August 7, 2020 10:09
Juliet Stevenson in Blindness
2 min read

Last week I was on the panel of one of Hampstead Synagogue’s “Where are we now?” discussions. The online series takes stock of how the pandemic has affected the Jewish community and this time the focus was culture.

How, messaged one viewer, might she be reassured that when theatres eventually opened their doors, it would be safe to walk through?

It was a well timed question. This week is a milestone of sorts in theatre’s fightback against Covid. For the first time since March 17, the doors of a London theatre have reopened. Granted, Blindness, which is at the Donmar Warehouse, isn’t exactly a play.

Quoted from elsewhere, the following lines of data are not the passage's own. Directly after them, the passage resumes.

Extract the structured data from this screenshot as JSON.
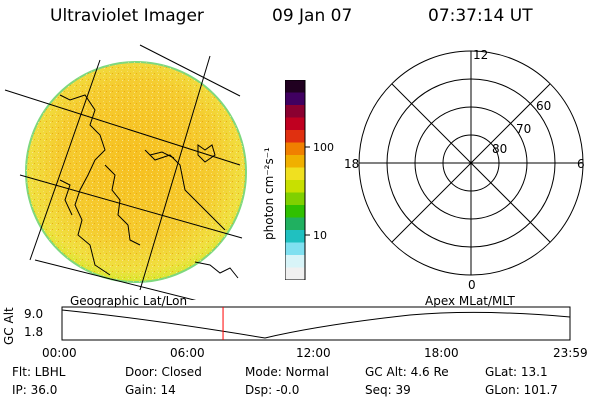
{
  "header": {
    "instrument": "Ultraviolet Imager",
    "date": "09 Jan 07",
    "time": "07:37:14 UT"
  },
  "colorbar": {
    "label": "photon cm⁻²s⁻¹",
    "ticks": [
      "100",
      "10"
    ],
    "colors": [
      "#200020",
      "#400060",
      "#8a0030",
      "#c00020",
      "#e03010",
      "#f08000",
      "#f0b000",
      "#f0e020",
      "#c8e000",
      "#80d000",
      "#30c000",
      "#20b060",
      "#20c0c0",
      "#80e0f0",
      "#d8f4f8",
      "#f0f0f0"
    ]
  },
  "polar_plot": {
    "mlt_labels": {
      "top": "12",
      "left": "18",
      "right": "6",
      "bottom": "0"
    },
    "lat_labels": [
      "60",
      "70",
      "80"
    ]
  },
  "timeline": {
    "left_label": "Geographic Lat/Lon",
    "right_label": "Apex MLat/MLT",
    "y_axis_title": "GC Alt",
    "y_ticks": [
      "9.0",
      "1.8"
    ],
    "x_ticks": [
      "00:00",
      "06:00",
      "12:00",
      "18:00",
      "23:59"
    ],
    "current_time_marker_fraction": 0.317,
    "marker_color": "#ff0000"
  },
  "status": {
    "flt": "Flt: LBHL",
    "ip": "IP: 36.0",
    "door": "Door: Closed",
    "gain": "Gain: 14",
    "mode": "Mode: Normal",
    "dsp": "Dsp:   -0.0",
    "gc_alt": "GC Alt: 4.6 Re",
    "seq": "Seq: 39",
    "glat": "GLat:   13.1",
    "glon": "GLon: 101.7"
  }
}
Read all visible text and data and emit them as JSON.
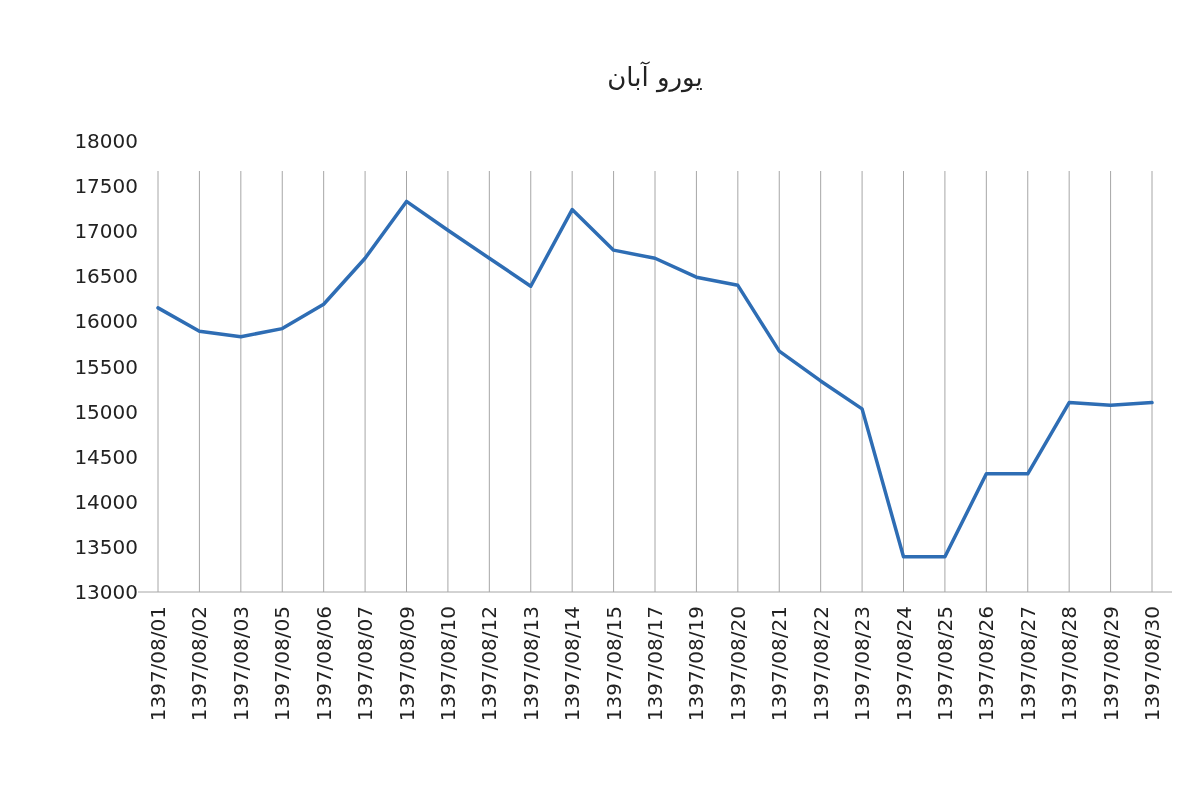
{
  "chart_data": {
    "type": "line",
    "title": "یورو آبان",
    "categories": [
      "1397/08/01",
      "1397/08/02",
      "1397/08/03",
      "1397/08/05",
      "1397/08/06",
      "1397/08/07",
      "1397/08/09",
      "1397/08/10",
      "1397/08/12",
      "1397/08/13",
      "1397/08/14",
      "1397/08/15",
      "1397/08/17",
      "1397/08/19",
      "1397/08/20",
      "1397/08/21",
      "1397/08/22",
      "1397/08/23",
      "1397/08/24",
      "1397/08/25",
      "1397/08/26",
      "1397/08/27",
      "1397/08/28",
      "1397/08/29",
      "1397/08/30"
    ],
    "series": [
      {
        "color": "#2e6db4",
        "values": [
          16150,
          15890,
          15830,
          15920,
          16190,
          16700,
          17330,
          17010,
          16700,
          16390,
          17240,
          16790,
          16700,
          16490,
          16400,
          15670,
          15340,
          15030,
          13390,
          13390,
          14310,
          14310,
          15100,
          15070,
          15100
        ]
      }
    ],
    "ylim": [
      13000,
      18000
    ],
    "yticks": [
      13000,
      13500,
      14000,
      14500,
      15000,
      15500,
      16000,
      16500,
      17000,
      17500,
      18000
    ],
    "grid": "x",
    "marker": "none",
    "line_style": "solid"
  }
}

It is more of a sound installation, using eerily convincing binaural sound technology, in which socially distancing audiences of 40 are allowed to pass through the building and the dangerous world within, conjured by Simon Stephens’s adaptation of the dystopian novel by the Nobel Prize-winning José Saramago.

The story tells of a mysterious epidemic that causes blindness. The symptoms happen so quickly that in the opening scene, described by narrator Juliet Stevenson, who plays the suburban wife of an optician, we hear of a driver who was able to see perfectly well when he stopped at a set of traffic lights, but is completely blind by the time they turn green.